Diz trecho da denúncia criminal aceita pela Justiça

O número
R$ 82 milhões
Foi quanto o Executivo federal pagou este ano à empresa acusada 
 
Memória
Denúncia aponta conluio

Na quarta-feira passada, o Correio publicou reportagens mostrando a atuação da máfia das licitações no Senado Federal. A investigação do Ministério Público Federal (MPF) e da Polícia Federal (PF) mostra conversas telefônicas entre servidores da Casa legislativa com funcionários e donos das empresas Ipanema e Conservo.

Segundo denúncia, feita pelo MPF em março deste ano, as duas empresas atuaram em conluio com outra, a Brasília Informática, para ganhar concorrências no Senado que somam R$ 35 milhões. Apesar das suspeitas levantadas desde 2006, a Casa continuou prorrogando esses contratos.

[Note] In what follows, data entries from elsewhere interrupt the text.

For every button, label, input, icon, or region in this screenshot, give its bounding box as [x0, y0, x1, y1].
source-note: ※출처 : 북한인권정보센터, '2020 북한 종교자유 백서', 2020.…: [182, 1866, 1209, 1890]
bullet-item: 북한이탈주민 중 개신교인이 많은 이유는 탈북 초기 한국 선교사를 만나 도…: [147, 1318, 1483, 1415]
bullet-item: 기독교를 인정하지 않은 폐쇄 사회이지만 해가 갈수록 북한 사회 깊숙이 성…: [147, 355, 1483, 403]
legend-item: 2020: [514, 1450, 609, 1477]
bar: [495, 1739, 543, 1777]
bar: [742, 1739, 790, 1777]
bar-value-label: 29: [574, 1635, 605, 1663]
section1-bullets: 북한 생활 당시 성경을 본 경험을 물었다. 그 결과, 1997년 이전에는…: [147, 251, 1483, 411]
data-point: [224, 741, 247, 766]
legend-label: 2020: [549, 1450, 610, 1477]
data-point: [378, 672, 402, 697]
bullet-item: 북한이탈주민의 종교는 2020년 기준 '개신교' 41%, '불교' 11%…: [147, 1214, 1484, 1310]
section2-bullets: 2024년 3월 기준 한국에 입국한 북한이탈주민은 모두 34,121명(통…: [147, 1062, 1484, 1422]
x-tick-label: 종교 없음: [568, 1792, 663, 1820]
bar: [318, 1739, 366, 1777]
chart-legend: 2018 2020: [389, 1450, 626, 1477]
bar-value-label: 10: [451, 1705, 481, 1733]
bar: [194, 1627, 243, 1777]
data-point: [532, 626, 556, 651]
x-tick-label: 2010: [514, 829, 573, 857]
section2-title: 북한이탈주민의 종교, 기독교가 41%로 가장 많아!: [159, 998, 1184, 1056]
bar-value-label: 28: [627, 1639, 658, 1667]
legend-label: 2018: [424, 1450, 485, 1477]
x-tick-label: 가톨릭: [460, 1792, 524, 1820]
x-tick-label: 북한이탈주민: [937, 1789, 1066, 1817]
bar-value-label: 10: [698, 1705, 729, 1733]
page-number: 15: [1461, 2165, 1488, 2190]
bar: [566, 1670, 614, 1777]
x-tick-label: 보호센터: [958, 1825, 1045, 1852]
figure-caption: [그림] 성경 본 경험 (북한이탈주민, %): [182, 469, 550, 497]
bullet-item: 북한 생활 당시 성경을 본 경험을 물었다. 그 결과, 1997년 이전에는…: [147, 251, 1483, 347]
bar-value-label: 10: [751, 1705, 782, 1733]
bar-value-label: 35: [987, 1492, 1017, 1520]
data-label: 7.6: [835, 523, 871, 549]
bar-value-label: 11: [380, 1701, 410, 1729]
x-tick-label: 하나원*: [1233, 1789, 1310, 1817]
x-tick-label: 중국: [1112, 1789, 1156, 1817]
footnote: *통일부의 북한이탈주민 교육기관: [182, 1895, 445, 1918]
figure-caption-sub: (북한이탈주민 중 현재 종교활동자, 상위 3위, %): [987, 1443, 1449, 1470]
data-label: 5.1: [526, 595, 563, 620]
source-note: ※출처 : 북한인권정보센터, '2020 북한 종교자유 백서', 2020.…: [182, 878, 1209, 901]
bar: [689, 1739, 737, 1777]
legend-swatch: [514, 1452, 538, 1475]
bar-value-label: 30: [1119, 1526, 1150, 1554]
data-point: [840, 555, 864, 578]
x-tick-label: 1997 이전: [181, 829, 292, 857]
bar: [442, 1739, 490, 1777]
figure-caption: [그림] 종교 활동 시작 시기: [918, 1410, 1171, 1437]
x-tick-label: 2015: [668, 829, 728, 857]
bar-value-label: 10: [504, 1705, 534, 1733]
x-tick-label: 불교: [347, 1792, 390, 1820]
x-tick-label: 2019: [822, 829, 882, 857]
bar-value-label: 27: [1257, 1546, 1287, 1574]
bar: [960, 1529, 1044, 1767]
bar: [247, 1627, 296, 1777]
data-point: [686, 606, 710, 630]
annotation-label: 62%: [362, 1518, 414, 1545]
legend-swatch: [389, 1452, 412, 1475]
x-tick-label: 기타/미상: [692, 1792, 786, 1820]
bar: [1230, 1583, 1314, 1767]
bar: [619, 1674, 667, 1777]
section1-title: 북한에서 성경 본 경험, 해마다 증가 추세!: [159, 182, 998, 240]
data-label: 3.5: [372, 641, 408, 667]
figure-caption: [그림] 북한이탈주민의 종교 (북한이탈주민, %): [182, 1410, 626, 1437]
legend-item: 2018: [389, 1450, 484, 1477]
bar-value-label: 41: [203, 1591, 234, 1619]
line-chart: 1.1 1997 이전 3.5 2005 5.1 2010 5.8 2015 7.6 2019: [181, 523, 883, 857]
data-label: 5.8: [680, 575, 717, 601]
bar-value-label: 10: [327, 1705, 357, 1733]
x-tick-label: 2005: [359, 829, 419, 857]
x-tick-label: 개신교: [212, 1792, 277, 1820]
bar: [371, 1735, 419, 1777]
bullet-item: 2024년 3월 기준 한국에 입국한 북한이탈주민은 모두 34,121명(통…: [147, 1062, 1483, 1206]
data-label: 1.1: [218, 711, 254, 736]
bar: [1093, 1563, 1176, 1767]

Pressionado, o presidente do Senado, Garibaldi Alves Filho (PMDB-RN), anunciou na última quinta-feira a decisão de realizar novas licitações em até 60 dias. Só que, em tese, tanto a Ipanema como a Conservo, diz o Senado, poderão participar da nova concorrência e continuar na Casa. O procurador da República Pedro Antônio Machado, autor da denúncia sobre as fraudes no Senado, alerta, porém, que uma investigação interna poderá levar à exclusão dessas empresas das novas licitações.

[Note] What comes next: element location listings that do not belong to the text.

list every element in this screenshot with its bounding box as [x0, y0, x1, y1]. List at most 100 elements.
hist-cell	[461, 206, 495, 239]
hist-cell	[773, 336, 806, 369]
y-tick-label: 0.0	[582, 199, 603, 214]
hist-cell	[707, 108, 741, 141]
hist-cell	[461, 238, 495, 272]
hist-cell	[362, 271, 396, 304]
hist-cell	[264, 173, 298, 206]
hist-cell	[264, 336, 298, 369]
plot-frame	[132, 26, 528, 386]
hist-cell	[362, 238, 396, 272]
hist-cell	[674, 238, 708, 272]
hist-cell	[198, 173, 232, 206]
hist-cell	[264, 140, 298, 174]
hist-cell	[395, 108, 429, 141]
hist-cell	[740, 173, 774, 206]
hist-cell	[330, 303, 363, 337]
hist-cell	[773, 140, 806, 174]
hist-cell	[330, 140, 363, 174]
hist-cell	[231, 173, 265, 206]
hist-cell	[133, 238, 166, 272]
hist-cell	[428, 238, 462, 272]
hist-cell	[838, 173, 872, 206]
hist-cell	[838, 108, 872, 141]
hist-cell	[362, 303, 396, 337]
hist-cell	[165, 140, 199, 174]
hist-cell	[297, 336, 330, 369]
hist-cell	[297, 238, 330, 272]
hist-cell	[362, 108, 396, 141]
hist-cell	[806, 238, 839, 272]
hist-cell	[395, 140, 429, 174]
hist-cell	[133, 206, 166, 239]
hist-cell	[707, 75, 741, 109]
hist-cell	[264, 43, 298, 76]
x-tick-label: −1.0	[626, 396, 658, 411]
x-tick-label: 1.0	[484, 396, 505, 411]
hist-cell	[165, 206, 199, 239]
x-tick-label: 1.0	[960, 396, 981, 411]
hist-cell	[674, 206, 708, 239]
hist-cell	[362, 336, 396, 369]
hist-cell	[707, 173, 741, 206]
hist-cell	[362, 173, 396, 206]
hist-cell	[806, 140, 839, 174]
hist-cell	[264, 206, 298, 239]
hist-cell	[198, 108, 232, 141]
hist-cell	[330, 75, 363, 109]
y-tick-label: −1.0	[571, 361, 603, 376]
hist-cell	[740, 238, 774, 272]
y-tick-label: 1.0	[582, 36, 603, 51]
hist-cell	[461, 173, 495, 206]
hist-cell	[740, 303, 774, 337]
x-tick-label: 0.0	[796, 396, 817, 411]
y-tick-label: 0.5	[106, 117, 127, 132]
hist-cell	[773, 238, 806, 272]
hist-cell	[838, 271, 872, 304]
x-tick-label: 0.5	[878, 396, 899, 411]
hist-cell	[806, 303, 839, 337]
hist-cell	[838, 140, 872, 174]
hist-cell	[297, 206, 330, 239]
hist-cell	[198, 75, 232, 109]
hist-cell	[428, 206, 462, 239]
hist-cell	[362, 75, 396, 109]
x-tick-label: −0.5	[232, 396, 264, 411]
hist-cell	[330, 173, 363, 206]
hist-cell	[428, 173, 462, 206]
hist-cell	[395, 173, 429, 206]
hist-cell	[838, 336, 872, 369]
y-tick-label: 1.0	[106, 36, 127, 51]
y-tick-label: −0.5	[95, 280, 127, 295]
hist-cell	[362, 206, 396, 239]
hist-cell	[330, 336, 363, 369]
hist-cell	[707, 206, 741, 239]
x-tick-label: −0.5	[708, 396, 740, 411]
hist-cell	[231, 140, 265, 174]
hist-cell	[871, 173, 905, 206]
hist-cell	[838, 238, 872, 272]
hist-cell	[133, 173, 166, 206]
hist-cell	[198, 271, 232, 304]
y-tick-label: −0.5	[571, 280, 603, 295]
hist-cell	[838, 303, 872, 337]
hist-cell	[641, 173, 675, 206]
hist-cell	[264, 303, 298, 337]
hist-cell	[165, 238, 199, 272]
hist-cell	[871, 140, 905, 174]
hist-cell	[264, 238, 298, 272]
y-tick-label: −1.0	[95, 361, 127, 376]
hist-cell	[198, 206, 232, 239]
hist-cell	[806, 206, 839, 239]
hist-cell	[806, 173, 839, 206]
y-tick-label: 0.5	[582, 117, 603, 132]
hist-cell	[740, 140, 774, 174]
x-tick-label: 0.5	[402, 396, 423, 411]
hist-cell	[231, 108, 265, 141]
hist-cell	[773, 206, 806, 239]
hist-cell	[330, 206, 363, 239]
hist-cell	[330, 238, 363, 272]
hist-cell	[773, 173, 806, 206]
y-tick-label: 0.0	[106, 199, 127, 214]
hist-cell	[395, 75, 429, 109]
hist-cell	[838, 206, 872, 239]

Ontem, foi revelado que o Ministério de Minas e Energia seguiu a mesma linha do Senado e prorrogou até 2009 um contrato com a Conservo sob suspeita. Diálogos gravados pela PF mostram o dono da empresa, Victor Cúgola, negociando a vitória num pregão em dezembro de 2005 com Jean Viegas, pregoeiro do ministério que foi demitido somente este ano. (LC e MR)

Segundo o MPF, em 14 de fevereiro de 2006, data do pregão eletrônico, Paulo Duarte, da Conservo, orienta Rosana Alves, da mesma empresa, a agir na disputa. Duarte seria integrante da comissão de licitação e diz à colega por telefone que uma mensagem de “desclassificação” vai aparecer:

Paulo: Rosana?
Rosana: Oi
Paulo: Abriu?
Rosana: Não abriu. Tá aqui, mas não abriu para lance ainda.
Paulo: Tá. Já deu alguma mensagem de desclassificação?
Rosana: Deu, não. ‘Senhores licitantes: bom dia reiniciaremos as nossas atividades’ (ela leu a mensagem postada pelo pregoeiro).
Paulo: Vai dar, vai dar uma desclassificação e abrir, você faz aquilo e deve encerrar, tá?
Rosana: Tá bom.

Em 22 de fevereiro de 2006, dois dias antes de o Diário Oficial publicar a vitória da Conservo, Lorena das Graças, pregoeira, cobra de Paulo Duarte a contratação de um sobrinho pela empresa:

Lorena: Amiguinho, meu sobrinho não foi chamado não, tá?
Paulo: Manda ele vir aqui amanhã cedo falar comigo, que essas antas aqui se não…
Lorena: Amanhã cedo onde?
Paulo: Aqui na Conservo, me procura que aí eu mando para frente (….) Fala para ele às 8h me procurar aqui que eu já encaminho para as antas aqui porque já devia ter chamado, vai começar no dia primeiro e ainda tá dormindo.
Lorena: Então tá jóia.
Paulo: Fala para ele trazer toda a documentação.

Dois dias depois, Paulo acerta com Flávio, do RH da Conservo, a contratação de um indicado do servidor Wagner Mello:

Flávio: Quem é o indicador para gente poder pegar um outro número ou um contato desse rapaz?
Paulo: Como é o nome dele?
Flávio: Edilson Fernando Ribeiro Mendes.
Paulo: Liga lá no MCT com o sr. Wagner. É o coordenador de logística. E só falar, Wagner aquele curriculum que o sr. entregou, do motorista, para o Paulo ontem.